Three painters on view each do their variation on the theme. Laurel Paley makes big dun-brown atmospheres haunted by the shades of Miro and Arshile Gorky. Abstract arcs of black form into primitive men and beasts. Almost unnoticed, small cartoon figures wander about mumbling to themselves, refugees from Pop Culture lost in the steaming purgatory of the primal subconscious.
It is an interesting expressive conceit not yet quite matched by its execution. It promises both elegance and wit but winds up meandering thinly off the point.
Ken Hurbert creeps into the sanctuaries of Kandinsky and Matta, tiptoeing out with curved red lightning bolts and gem-like science-fiction shapes. He arranges them along ceremonial paths on terra firma or firmament, then annotates the whole with a fringe of bright ordinary beach balls.
Hurbert and Paley are each up-to-date in their mixture of differing artistic grammars. Theirs is the visual version of esoteric study of signs and symbols so much abroad these days. Profundity may be born of literary semiotics but in art the results appear more and more as a species of in-group cleverness.
At first blush, Dan Connally’s paintings look downright archeological in his earnest blend of Paris circa 1909 and New York circa 1948. Given half a chance, however, his tornado-struck Cubist still lifes show virtues of painterly seriousness.

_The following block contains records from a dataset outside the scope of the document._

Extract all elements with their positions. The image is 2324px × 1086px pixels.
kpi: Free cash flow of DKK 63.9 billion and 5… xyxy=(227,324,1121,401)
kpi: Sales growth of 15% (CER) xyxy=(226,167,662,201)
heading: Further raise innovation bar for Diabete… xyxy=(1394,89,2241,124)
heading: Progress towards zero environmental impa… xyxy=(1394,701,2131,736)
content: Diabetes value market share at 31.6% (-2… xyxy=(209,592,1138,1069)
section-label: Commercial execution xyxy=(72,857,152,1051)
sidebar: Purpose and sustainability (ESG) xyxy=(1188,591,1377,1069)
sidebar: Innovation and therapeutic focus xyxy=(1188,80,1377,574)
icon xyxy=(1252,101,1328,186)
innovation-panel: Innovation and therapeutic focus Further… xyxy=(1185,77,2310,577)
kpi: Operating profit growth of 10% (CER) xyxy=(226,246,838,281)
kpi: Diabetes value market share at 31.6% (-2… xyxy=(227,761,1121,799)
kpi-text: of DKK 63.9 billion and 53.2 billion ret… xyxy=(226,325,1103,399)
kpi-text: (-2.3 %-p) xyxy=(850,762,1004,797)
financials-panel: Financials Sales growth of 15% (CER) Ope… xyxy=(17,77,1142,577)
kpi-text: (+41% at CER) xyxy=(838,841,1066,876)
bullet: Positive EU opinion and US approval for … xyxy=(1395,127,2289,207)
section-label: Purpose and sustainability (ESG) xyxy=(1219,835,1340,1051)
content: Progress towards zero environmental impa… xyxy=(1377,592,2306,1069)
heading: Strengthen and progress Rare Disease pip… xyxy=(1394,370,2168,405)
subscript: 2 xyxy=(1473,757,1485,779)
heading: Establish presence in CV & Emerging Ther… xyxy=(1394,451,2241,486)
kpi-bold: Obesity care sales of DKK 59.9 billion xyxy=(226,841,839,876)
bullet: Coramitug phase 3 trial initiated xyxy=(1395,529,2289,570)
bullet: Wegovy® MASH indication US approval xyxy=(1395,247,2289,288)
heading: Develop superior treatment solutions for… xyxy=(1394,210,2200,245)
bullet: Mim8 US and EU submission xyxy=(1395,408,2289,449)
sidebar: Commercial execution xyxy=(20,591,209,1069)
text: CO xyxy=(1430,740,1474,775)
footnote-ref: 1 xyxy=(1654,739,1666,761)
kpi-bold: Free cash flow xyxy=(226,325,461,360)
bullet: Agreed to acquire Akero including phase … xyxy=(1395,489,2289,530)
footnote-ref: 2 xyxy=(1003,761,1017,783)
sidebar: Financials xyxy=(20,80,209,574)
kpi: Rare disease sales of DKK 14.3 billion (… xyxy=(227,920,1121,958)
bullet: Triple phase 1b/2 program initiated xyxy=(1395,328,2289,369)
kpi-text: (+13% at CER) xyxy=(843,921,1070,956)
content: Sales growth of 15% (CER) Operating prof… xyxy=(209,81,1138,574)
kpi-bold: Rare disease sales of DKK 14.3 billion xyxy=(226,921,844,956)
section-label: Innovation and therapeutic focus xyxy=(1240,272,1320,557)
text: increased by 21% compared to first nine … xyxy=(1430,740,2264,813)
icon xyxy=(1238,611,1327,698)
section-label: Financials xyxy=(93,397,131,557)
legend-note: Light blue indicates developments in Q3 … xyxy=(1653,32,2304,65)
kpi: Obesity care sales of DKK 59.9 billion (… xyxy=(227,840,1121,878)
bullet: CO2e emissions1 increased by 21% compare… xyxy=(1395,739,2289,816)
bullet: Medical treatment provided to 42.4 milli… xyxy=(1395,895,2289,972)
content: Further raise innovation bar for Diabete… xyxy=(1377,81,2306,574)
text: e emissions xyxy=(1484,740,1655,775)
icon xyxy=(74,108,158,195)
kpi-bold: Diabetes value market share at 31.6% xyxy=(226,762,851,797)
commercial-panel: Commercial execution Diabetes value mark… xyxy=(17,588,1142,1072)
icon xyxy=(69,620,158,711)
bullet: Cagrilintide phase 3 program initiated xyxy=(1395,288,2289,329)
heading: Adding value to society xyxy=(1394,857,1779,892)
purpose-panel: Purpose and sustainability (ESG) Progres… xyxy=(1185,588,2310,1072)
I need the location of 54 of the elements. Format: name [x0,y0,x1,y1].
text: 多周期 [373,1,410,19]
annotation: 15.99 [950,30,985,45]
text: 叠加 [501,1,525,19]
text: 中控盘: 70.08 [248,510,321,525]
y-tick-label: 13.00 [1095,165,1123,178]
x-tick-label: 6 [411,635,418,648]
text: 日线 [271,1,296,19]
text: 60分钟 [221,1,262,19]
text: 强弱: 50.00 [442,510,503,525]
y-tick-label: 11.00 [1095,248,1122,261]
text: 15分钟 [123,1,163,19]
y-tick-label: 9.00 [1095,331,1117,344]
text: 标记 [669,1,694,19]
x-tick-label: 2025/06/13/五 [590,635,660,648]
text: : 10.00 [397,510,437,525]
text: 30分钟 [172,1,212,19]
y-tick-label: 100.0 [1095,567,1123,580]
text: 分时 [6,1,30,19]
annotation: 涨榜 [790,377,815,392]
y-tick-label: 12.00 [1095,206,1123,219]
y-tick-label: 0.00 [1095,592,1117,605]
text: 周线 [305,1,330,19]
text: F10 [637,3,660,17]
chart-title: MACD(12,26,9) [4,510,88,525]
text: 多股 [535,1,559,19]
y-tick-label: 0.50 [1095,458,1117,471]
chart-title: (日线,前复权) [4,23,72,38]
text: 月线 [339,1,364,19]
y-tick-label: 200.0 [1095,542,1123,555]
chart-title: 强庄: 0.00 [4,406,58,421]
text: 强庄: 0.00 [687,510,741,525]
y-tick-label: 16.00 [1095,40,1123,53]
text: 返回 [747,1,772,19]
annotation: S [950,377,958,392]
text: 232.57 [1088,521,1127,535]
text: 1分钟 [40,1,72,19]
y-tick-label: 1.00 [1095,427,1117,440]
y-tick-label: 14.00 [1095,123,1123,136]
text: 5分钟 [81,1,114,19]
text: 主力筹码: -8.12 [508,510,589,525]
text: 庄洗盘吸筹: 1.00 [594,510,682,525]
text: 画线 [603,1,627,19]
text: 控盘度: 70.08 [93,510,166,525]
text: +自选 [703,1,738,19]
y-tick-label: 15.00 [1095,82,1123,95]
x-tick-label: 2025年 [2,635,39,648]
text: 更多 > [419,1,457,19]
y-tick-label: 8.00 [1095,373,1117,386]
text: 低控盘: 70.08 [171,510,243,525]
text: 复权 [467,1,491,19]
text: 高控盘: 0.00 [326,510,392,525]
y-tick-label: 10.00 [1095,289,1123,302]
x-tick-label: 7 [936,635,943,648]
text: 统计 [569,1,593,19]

The guy is not trying to cute his way out of visual problems. It remains to be seen whether this work’s arteries harden into academicism or flow forth into the heartbeat of slowly advancing classical painting.
Jay Dunitz’s art epitomizes the problem of confrontation between the aesthetic past and technological future. His pictures clearly started life as photographs but--heavily reworked--they pass backwards through Pointillism to Futurism and forward into the computer age. They are collectively titled “Pacific Light.” One looks like a silhouette of a tree trunk done in scratch board revealing a flaming prismatic background. Another resembles a field of Monet poppies run through a computer and displayed on a television screen. The work’s engaging experimental matter results in a massive aesthetic migraine. A lyric sensitivity is robbed of substance and made coldly chemical by domineering technical processes.
Two sculptors seem to have been included with the help of a crowbar. It is a real stretch to link Shelley Hill back to, say, Kurt Schwitters. Her earliest ancestors really seem to be contemporaries like Brian Hunt or Charles Arnoldi. She makes cantilevered wall-hangings by banging together scraps of wooden lath and splashing them with paint. Results look vaguely like architectural struts and braces cheered up and made weightless by paint and placement. The inclusion of a disharmonious fantasy house facade suggests Louise Nevelson and the possibility that this art does not really know where it is going.
If Lila LoCurton seeks the past, it is either that of ancient Stonehenge or of recent Process art. She makes odd, wiggly pieces of Fiberglas that look purely accidental but stand in rows humorously identical to one another. One piece boogies along the floor, another ladders up a wall. Both look like abstract distillations of R. Crumb’s famous drawing “Keep on Truckin’.”
OK, “Present Tense” is a mild red herring that at least reminds us that art is as much about watching the journey as arriving at the station.